Guardian : un article sur Nestlé et l'esclavage... sponsorisé par un concurrent
Brève

Guardian : un article sur Nestlé et l'esclavage... sponsorisé par un concurrent

Un article sur la position ambiguë de Nestlé vis-à-vis de l’esclavage, "sponsorisé" par un concurrent direct de Nestlé ?

L’article du Guardian pouvait sembler à première vue plutôt favorable à l’initiative de Nestlé, consistant à prendre les devants en annonçant que l’entreprise avait trouvé des cas de travail forcé dans sa chaîne d’approvisionnement de fruits de mer en Thaïlande. Une décision, précédée d’une enquête d’un an de la multinationale suisse, par ailleurs saluée par de nombreux médias et ONG, souligne ainsi le quotidien britannique.

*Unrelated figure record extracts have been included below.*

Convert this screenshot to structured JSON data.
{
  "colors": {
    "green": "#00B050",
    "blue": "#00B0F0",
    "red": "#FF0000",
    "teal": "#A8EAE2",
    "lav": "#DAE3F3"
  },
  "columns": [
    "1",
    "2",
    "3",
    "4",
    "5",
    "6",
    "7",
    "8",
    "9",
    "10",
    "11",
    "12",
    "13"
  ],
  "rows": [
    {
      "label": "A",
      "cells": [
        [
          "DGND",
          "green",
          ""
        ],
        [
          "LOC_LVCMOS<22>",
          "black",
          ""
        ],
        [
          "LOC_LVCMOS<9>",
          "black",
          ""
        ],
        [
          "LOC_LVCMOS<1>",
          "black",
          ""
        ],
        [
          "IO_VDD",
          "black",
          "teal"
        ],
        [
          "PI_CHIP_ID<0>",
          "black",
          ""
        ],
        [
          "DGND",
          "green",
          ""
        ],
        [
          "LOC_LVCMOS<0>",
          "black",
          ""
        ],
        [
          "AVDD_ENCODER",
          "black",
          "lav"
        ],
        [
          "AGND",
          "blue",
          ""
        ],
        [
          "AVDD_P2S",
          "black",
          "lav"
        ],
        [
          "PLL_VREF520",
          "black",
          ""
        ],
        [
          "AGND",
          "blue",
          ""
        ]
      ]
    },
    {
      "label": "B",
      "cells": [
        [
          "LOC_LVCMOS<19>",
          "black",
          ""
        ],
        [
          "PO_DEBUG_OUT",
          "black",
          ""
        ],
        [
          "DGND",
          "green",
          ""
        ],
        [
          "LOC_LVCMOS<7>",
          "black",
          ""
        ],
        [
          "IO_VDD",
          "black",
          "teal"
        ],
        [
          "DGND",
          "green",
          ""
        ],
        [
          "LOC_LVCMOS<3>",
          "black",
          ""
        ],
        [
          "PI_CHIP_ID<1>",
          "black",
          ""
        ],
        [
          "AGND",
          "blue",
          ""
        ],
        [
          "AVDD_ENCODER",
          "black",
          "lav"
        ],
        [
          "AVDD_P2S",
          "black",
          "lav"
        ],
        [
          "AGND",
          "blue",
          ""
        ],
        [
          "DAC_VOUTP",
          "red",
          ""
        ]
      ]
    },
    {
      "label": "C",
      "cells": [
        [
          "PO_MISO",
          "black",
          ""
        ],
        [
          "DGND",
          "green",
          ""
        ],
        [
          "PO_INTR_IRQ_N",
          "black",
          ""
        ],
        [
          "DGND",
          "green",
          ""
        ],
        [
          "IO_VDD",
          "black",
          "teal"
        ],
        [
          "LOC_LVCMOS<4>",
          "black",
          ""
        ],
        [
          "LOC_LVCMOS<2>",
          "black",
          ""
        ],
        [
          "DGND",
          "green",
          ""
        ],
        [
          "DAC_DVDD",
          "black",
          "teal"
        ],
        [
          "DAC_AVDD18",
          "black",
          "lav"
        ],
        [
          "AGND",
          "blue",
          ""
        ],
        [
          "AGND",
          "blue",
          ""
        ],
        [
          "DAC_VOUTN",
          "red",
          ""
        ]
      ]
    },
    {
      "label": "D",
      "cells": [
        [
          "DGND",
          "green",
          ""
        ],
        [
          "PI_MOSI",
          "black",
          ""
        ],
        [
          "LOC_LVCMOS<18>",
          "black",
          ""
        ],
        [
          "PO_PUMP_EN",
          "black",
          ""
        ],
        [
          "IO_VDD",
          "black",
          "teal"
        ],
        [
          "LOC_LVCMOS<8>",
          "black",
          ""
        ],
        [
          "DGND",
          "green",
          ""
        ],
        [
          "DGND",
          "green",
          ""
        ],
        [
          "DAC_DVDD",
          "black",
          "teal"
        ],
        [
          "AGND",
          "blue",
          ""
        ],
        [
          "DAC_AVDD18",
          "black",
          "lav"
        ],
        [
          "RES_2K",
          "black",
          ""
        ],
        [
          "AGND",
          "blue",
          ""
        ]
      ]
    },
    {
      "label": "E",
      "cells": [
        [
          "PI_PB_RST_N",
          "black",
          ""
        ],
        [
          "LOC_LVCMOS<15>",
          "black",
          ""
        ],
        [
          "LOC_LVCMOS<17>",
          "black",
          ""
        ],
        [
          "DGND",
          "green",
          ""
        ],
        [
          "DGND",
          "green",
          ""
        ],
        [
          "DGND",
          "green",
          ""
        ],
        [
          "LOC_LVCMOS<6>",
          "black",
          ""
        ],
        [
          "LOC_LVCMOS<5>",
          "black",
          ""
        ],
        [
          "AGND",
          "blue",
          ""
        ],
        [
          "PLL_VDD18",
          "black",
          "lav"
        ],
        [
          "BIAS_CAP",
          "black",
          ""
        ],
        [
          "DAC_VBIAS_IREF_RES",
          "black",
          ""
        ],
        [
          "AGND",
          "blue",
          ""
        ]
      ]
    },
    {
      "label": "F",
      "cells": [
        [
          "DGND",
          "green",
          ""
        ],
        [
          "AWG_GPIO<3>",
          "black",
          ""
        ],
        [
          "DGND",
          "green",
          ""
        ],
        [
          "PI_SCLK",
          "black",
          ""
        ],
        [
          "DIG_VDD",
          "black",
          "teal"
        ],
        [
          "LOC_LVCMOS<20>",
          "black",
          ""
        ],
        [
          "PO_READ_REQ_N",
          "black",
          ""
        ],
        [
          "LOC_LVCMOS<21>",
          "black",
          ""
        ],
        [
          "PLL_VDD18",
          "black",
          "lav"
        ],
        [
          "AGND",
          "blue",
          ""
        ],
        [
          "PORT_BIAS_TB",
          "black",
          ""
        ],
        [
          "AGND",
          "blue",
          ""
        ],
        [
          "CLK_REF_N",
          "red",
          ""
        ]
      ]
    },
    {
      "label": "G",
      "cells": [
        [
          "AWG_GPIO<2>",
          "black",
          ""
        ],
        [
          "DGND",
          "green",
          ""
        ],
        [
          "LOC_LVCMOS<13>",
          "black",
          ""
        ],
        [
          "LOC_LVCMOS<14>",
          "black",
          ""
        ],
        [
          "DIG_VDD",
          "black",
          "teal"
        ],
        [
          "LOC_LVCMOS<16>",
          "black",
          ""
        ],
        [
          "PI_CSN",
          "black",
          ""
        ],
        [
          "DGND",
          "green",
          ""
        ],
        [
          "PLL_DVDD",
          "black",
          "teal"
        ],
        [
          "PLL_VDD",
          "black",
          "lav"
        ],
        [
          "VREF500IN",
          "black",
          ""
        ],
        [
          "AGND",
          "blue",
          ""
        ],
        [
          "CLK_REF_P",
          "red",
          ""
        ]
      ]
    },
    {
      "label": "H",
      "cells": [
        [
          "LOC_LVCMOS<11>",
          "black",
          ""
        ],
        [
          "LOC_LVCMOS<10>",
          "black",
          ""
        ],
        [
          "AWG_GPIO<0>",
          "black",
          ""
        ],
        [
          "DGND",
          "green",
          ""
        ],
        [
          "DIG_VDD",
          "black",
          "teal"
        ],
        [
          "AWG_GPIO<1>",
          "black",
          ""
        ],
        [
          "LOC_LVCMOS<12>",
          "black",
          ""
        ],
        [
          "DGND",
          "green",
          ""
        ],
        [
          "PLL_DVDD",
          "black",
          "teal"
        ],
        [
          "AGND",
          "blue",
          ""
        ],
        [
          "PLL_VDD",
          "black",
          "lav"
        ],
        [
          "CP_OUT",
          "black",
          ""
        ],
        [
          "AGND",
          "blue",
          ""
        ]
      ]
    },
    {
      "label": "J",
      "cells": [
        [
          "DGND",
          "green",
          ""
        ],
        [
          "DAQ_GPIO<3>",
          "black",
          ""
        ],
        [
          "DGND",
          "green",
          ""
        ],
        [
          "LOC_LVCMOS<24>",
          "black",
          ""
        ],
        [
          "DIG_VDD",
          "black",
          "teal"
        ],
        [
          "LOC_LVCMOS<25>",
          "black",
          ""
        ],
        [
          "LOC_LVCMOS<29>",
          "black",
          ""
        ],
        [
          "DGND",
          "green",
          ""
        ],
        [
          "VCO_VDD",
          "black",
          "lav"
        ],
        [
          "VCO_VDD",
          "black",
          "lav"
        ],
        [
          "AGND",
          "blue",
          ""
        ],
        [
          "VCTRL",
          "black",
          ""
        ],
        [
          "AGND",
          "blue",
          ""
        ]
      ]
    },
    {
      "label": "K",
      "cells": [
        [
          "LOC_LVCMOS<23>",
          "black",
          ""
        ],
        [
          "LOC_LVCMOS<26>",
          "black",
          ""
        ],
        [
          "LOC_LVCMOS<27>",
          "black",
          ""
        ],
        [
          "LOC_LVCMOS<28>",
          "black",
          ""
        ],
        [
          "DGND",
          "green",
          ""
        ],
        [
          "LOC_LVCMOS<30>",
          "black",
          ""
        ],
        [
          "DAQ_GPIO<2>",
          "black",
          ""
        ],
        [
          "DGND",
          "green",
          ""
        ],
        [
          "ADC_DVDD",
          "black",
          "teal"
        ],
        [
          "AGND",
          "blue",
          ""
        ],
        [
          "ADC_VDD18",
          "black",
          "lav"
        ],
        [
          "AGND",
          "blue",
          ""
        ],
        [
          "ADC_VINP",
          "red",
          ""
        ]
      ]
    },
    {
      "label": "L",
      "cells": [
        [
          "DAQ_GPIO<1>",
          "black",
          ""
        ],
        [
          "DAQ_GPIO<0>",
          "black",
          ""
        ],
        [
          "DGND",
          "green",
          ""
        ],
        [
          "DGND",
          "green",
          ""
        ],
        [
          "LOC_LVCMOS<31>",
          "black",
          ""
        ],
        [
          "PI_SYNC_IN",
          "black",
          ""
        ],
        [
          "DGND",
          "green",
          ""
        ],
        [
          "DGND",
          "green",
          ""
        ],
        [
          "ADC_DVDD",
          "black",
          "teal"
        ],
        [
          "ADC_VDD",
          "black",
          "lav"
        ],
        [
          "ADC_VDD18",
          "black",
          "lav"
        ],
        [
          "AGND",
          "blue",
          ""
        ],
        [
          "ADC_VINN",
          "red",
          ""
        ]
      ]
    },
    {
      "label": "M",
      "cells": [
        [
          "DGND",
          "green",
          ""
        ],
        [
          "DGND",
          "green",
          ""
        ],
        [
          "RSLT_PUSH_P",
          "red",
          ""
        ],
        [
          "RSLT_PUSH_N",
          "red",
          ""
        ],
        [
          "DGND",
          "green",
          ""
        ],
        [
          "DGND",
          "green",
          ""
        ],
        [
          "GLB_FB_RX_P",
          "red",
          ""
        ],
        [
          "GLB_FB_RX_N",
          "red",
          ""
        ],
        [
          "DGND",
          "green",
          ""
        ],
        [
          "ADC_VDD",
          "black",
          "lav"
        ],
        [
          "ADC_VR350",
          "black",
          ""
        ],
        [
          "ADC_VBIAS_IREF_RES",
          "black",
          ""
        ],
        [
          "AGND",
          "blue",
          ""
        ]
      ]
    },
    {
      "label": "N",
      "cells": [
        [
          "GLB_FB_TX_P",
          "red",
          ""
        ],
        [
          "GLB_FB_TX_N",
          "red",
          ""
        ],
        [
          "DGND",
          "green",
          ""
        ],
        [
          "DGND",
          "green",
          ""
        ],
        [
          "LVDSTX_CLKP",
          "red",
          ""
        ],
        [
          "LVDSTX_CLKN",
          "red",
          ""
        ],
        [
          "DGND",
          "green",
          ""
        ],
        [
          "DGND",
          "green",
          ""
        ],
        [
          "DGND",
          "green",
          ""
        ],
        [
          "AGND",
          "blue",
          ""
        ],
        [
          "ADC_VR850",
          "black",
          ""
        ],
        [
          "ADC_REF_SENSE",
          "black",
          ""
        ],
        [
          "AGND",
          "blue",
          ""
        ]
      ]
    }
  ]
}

Mais, à raison, le Guardian souligne aussi que la dénonciation de l'esclavage par Nestlé relevait sans doute davantage de la communication que de la véritable introspection : "C’est facile de reconnaître quelque chose qui a déjà été dévoilé, rappelle le patron de l’ONG Freedom Fund, Nick Grono, cité par le journal. Au moment où Nestlé a assumé l'existence d’esclavage dans l’industrie des fruits de mer thai, c’était déjà un fait reconnu. Ce sera un vrai changement quand les entreprises enquêteront vraiment sur des parties de leur chaîne d’approvisionnement qui demeurent en dehors de la vue du public". Le quotidien dénonce d'ailleurs le paradoxe de la position de Nestlé : l’entreprise suisse se défend toujours de toute responsabilité "dans l’utilisation d’enfants esclaves pour [sa] production de cacao en Côte d’Ivoire". "Ce qui met Nestlé dans la position inconfortable de dénoncer l’esclavage pour une partie de ses opérations, pendant que dans le même temps elle combat les accusations que l’esclavage existe dans une autre partie – plus rentable – de ses activités".

"Nestlé admet l'esclavage en Thailande tout en combattant les accusations dans un procès sur le travail d'enfants en Côte d'Ivoire" - À gauche, la mention "Supported by Mondelez International". À droite, une bannière de pub "traditionnelle" pour la campagne sur le "bien être du monde" de Mondelez - Capture d'écran Theguardian.com

"La marque peut avoir un rôle dans la suggestion du sujet"

Problème : outre les encadrés publicitaires autour du contenu, un encadré situé en haut à gauche de l'article précise qu'il est "soutenu par" la multinationale Mondelez International, nouveau nom de la branche internationale de Kraft Foods (Milka, LU, Oreo etc.), deuxième acteur mondial de l’agroalimentaire… juste derrière Nestlé. Alors que veut dire ce "Soutenu par" ("Supported by" dans le texte) ? Contrairement à d’autres sites, le Guardian explique clairement ce qu’il désigne, sur une page dédiée. Le terme est utilisé par le quotidien pour "décrire un contenu indépendant éditorialement" mais où "la marque [qui] apparait dans le contenu peut avoir un rôle dans la suggestion du sujet traité" détaille ainsi le Guardian, qui assure par ailleurs que le contenu est bien rédigé par ses journalistes (principe même du native advertising) et que la marque n’a pas le droit de relire le papier avant publication.

Si selon les propres règles du Guardian, Mondelez n’avait pas le "contrôle éditorial" final sur le papier, qui a bien été rédigé par une journaliste du quotidien, il est possible que le géant agroalimentaire ait "suggéré" le sujet sur Nestlé et l’esclavage. Sans doute parce que comme le dit l’attaque de l'article elle-même : "Il est difficile d’imaginer un problème avec lequel vous auriez moins envie de voir votre entreprise associée que l’esclavage moderne."

Ou comment le Guardian et Mondelez ont inventé le concept de "campagne négative sponsorisée" ? Interrogé sur la question, le géant de l'agroalimentaire s’en défend, expliquant qu’il n’a pas de "contrôle éditorial" sur les contenus et qu’il sponsorise toute la rubrique "Chaîne d’approvisionnement durable" du Guardian, et pas seulement cet article. Mais le communiqué de Mondelez ne précise en revanche pas si c’est la marque ou non qui a "suggéré" le sujet, comme les règles du quotidien l’y autorisent.